My team is purely legal, but I would say that there's definitely a lot less person power required to address any license concerns as the majority of license questions are resolved in an automated fashion by us populating the license policies in the tool as completely as possible. So the more completely we populate those license policies, the more of that work is offloaded to the tool from my legal team, which is excellent for making more available time where it's more valuably used. 

It has decreased the time our staff spends on troubleshooting by 10 to 20 hours per week where an attorney could have that time then reallocated to something more important.

The most valuable part is the open source license compliance.

The solution’s out-of-the-box policy engine's ease of use is very high.
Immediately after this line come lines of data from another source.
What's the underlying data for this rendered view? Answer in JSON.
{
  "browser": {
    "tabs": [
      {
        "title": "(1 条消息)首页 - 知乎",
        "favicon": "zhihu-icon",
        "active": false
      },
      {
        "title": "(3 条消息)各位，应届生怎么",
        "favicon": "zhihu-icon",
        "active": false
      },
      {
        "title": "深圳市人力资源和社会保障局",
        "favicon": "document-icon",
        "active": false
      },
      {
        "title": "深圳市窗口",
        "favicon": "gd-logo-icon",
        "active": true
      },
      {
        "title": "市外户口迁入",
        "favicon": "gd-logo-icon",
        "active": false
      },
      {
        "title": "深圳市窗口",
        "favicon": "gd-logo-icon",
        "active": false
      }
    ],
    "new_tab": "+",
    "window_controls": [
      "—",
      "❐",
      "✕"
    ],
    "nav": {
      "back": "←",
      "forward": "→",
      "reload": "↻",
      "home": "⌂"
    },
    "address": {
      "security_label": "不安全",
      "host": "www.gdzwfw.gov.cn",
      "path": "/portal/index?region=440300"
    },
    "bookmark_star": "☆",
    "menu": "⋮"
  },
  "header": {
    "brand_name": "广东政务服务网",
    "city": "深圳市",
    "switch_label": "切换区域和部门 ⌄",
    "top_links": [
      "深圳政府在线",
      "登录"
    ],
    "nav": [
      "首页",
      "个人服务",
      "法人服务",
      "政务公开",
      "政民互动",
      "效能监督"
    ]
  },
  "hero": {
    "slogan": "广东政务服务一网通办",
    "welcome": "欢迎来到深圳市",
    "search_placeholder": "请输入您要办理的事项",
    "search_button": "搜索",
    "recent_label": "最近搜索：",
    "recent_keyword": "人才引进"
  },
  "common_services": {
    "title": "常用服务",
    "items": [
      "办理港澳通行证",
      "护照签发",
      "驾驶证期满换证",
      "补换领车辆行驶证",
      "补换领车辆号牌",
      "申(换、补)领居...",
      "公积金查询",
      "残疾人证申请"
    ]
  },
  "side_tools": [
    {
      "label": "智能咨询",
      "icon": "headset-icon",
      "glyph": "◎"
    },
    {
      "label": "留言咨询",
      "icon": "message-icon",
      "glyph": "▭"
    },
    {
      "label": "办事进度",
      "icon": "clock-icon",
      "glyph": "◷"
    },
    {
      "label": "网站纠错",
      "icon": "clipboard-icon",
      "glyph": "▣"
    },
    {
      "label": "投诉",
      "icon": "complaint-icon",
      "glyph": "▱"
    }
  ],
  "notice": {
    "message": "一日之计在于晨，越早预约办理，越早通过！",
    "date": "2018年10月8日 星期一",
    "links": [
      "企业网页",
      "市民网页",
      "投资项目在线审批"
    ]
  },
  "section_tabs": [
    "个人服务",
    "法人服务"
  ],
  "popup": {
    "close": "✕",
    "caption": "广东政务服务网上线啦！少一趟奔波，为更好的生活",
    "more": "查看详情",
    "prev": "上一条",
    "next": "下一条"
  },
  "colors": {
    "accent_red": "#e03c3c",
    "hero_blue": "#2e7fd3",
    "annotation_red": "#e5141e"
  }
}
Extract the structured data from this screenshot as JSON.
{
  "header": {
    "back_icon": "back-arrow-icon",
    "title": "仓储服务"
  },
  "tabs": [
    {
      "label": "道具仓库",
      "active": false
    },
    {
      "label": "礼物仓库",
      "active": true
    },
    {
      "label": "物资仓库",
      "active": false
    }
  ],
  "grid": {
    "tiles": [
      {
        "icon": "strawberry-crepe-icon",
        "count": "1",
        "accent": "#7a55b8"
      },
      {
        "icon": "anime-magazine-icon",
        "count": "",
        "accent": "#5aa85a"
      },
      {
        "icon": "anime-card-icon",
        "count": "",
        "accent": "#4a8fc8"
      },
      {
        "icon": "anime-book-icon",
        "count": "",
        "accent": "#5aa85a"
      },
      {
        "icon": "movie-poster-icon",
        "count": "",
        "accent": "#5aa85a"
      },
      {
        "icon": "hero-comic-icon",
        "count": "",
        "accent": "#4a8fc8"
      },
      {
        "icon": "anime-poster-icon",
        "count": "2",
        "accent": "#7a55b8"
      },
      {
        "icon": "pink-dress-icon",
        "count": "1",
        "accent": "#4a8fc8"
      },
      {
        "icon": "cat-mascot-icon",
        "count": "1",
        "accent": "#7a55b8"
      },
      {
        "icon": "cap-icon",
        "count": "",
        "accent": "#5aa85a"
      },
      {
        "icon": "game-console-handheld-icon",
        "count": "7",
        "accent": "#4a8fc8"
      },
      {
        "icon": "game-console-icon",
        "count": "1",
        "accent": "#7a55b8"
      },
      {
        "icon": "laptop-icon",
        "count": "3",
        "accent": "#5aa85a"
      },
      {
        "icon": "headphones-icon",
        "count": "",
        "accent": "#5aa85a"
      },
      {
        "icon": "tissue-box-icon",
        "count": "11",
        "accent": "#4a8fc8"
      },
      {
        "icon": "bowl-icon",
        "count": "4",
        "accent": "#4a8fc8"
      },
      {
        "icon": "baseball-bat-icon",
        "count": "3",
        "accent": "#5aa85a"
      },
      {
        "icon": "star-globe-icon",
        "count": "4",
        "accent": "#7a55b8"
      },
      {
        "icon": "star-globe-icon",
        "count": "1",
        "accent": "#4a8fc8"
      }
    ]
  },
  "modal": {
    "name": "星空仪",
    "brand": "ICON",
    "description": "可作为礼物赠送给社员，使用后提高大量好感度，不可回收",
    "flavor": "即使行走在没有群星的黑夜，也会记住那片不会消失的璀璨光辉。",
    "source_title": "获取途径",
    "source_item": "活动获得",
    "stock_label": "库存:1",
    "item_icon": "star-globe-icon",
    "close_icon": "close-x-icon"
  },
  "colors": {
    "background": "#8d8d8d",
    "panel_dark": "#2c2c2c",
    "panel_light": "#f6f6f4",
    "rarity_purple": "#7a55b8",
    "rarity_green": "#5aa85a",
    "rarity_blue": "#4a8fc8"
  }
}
It works extremely well. That's easy to quantify. Its accuracy seems really good, but I have not diligently measured it. When we have checked what it is doing, it has all come out great. We're extremely happy with the results, but I can't say that it is an accurate product.

The solution’s compatibility with developer ecosystem tools is pretty good. There is some stuff within the C++ world that we haven't been able to get it to work very well with, but that's a really small amount of what we do. Most of our stuff is in Clojure and in Ruby and all the things that we want FOSSA to do there are great. It's not like we have a wide scope of developers who are using it. I'm effectively the only person actually using FOSSA. I just gather up all the information and all the repos from all the other parts of the company and run scans on them daily. I'm the major customer here.